Abstract

AbstractForest fire spreading is a complex phenomenon characterized by a stochastic behavior. Nowadays, the enormous quantity of georeferenced data and the availability of powerful techniques for their analysis can provide a very careful picture of forest fires opening the way to more realistic models. We propose a stochastic spreading model continuous in space and time that has the potentiality to use such data in their full power. The state of the forest fire is described by the subprobability densities of the green trees and of the trees on fire that can be estimated thanks to data coming from satellites and earth detectors. The fire dynamics is encoded into a kernel function that can take into account wind conditions, land slope, spotting phenomena, and so on, bringing to a system of integrodifferential equations whose solutions provide the evolution in time of the subprobability densities.
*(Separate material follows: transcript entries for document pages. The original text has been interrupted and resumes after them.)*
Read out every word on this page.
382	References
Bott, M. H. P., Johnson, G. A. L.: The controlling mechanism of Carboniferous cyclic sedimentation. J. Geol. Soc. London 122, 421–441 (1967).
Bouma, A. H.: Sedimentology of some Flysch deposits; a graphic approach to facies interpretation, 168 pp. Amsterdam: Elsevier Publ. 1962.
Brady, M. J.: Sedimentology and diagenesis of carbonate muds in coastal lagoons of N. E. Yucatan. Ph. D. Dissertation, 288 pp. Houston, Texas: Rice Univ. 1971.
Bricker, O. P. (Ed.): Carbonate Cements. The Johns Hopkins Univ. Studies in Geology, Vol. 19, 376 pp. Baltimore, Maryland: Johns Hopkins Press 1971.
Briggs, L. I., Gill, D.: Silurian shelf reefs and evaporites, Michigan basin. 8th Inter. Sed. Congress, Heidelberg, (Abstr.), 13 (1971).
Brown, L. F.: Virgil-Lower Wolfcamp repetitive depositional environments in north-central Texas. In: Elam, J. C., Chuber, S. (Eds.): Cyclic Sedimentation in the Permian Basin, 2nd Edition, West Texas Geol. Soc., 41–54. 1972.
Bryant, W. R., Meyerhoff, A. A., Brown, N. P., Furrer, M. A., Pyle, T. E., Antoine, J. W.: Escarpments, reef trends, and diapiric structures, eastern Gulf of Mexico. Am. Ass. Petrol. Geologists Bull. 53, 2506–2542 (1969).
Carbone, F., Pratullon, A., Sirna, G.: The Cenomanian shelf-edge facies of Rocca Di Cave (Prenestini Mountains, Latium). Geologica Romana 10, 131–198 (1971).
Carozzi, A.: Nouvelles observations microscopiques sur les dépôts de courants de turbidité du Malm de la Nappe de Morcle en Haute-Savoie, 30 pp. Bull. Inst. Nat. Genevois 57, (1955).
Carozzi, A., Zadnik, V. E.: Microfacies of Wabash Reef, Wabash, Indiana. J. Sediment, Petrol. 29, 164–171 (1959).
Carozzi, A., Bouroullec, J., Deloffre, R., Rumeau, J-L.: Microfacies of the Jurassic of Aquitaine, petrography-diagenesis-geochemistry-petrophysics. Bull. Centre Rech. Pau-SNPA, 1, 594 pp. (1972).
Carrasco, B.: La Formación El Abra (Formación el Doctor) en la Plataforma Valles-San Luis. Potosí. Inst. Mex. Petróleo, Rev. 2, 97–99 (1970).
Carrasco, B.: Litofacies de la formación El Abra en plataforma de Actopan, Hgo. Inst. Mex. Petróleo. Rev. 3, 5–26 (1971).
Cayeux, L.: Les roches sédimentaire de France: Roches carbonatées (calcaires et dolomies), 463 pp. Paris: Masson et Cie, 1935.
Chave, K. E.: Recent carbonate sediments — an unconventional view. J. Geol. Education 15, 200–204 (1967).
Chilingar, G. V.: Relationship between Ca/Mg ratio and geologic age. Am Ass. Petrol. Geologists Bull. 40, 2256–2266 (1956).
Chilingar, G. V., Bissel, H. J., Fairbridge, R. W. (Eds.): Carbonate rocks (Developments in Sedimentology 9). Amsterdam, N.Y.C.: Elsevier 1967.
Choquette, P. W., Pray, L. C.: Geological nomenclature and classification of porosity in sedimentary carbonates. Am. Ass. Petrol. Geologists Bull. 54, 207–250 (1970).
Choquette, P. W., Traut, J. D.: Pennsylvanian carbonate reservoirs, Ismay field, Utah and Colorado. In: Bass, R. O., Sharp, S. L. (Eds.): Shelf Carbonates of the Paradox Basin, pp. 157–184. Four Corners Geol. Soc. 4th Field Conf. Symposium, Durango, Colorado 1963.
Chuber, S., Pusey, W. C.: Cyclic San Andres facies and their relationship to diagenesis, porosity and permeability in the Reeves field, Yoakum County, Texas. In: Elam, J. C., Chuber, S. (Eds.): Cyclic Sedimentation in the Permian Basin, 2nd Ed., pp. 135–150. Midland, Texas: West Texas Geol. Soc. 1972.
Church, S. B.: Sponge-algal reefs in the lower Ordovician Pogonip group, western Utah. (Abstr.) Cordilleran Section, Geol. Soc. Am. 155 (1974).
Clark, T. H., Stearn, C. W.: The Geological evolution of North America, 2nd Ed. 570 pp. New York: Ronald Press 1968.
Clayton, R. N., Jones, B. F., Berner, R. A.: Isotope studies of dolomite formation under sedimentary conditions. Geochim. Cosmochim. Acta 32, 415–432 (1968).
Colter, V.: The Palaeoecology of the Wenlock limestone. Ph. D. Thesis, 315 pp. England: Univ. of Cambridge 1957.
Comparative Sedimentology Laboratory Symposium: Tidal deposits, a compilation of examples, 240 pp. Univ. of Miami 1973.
That makes the model complementary to models based on cellular automata that furnish single instantiations of the stochastic phenomenon. Moreover, stochastic models based on cellular automata can be derived from the present model by space and time discretization. Existence and uniqueness of the solutions is proved by using Banach's fixed‐point theorem. The asymptotic behavior of the model is analyzed as well. By specifying a particular structure for the kernel, we obtain numerical simulations of the fire spreading under different conditions. For example, in the case of a forest fire evolving toward a river, the simulations show that the probability density of the trees on fire is different from zero beyond the river due to the spotting phenomenon. The kernel could be slightly modified to include firefighters interventions and weather changes.